I'm trying to solve a system of differential equations using Python. I've written an algorithm that uses Euler's Method to do so, and I require a time step of 10^-6 s-1, for 100s. That is 10^8 data points, and the computer returns a MemoryError.
The code I have is:
#!/usr/bin/env python3
import matplotlib.pyplot as plt
import math
import numpy as np
k1 = 1.34
k2 = 1.6E+9
k3 = 8E+3
k4 = 4E+7
k5 = 1
def f_A(A,Y):
return -k1*A*Y
def f_B(B,X):
return -k3*X*B
def f_X(X,Y,A,B):
return k1*A*Y - k2*X*Y + k3*B*X - k4*X*X
def f_Y(X,Y,Z,A):
return -k1*A*Y - k2*X*Y + k5*Z
def f_Z(X,Z,B):
return -k5*Z + k3*B*X
def f_P(X,Y,A):
return k1*A*Y + k2*X*Y
def f_Q(X):
return k4*X*X
def Euler(fA,fB,fX,fY,fZ,fP,fQ,t0,tt,n):
h = (tt - t0) / float(n)
t = [0]*(n)
X = [0]*(n)
Y = [0]*(n)
Z = [0]*(n)
P = [0]*(n)
Q = [0]*(n)
A = [0]*(n)
B = [0]*(n)
t[0] = t0
X[0] = 10**-9.8
Y[0] = 10**-6.52
Z[0] = 10**-7.32
A[0] = 0.06
B[0] = 0.06
P[0] = 0
Q[0] = 0
for i in range(1,n):
t[i] = t0 + i*h
X[i] = X[i-1] + h*fX(X[i-1],Y[i-1],A[i-1],B[i-1])
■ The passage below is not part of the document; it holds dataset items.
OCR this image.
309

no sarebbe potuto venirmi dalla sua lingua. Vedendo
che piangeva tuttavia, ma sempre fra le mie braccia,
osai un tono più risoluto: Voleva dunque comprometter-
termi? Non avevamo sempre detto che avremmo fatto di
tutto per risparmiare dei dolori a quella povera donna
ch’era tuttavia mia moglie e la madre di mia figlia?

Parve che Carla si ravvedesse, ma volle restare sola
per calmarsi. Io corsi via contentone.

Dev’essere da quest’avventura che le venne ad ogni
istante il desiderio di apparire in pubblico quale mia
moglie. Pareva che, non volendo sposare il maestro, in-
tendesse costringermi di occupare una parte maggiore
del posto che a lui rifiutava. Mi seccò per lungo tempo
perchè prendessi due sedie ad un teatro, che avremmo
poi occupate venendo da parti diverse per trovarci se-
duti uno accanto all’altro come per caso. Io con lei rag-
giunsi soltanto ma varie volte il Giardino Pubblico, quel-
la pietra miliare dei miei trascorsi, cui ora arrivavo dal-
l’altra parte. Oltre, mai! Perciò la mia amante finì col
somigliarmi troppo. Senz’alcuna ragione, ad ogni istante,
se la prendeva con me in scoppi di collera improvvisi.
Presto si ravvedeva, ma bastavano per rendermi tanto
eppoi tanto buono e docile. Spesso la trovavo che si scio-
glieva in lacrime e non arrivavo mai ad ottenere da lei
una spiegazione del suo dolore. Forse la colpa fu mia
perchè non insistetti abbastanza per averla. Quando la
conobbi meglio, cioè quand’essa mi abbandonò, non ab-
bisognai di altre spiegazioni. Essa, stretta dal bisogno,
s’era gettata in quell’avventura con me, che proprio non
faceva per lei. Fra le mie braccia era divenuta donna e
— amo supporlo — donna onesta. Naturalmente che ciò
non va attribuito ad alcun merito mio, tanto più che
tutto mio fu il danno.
Y[i] = Y[i-1] + h*fY(X[i-1],Y[i-1], Z[i-1], A[i-1])
Z[i] = Z[i-1] + h*fZ(X[i-1],Z[i-1],B[i-1])
A[i] = A[i-1] + h*fA(A[i-1],Y[i-1])
B[i] = B[i-1] + h*fB(B[i-1],X[i-1])
P[i] = P[i-1] + h*fP(X[i-1],Y[i-1],A[i-1])
Q[i] = Q[i-1] + h*fQ(X[i-1])
t_new = t[0::100]
X_new = X[0::100]
Y_new = Y[0::100]
Z_new = Z[0::100]
plt.figure(figsize=(10, 4))
plt.yscale('log')
plt.plot(t_new, X_new, label = 'X')
plt.plot(t_new, Y_new, label = 'Y')
plt.plot(t_new, Z_new, label = 'Z')
plt.xlabel('time / s')
plt.ylabel('concentration')
plt.legend()
plt.show()
t_0 = 0
t_t = 100
m = 10**8
Euler(f_A,f_B,f_X,f_Y,f_Z,f_P,f_Q,t_0,t_t,m)
The _new lists are used to help plotting, so as to avoid overloading Matplotlib. Does anyone have any advice on how I can avoid the memory error while still maintaining the required time-step?
PS as part of the project, it is required that I write my own integrator.
I would suggest not trying to keep every iteration of every variable at each time step in memory. You should simply have a 'current' and 'next' version of each variable, update them each time step, and then 'save' the state every 1,000,000 time steps or so. Try something like this:
def Euler(fA,fB,fX,fY,fZ,fP,fQ,t0,tt,n):
num_samples = 100
h = (tt - t0) / float(n)
# initialise variables
t = t0
X = 10**-9.8
...
# initialise _samples lists
t_samples = []
X_samples = []
Y_samples = []
Z_samples = []
for i in range(1,n):
# save the state once every (n / num_samples) time steps
if i % (n / num_samples) == 0:
t_samples.append(t)
X_samples.append(X)
Y_samples.append(Y)
Z_samples.append(Z)
# compute the next version of each variable
t_ = t0 + i*h
X_ = X + h*fX(X, Y, A, B)
...
# update the variables
t, X, Y, Z, A, B, P, Q = t_, X_, Y_, Z_, A_, B_, P_, Q_
# plot using _samples lists
...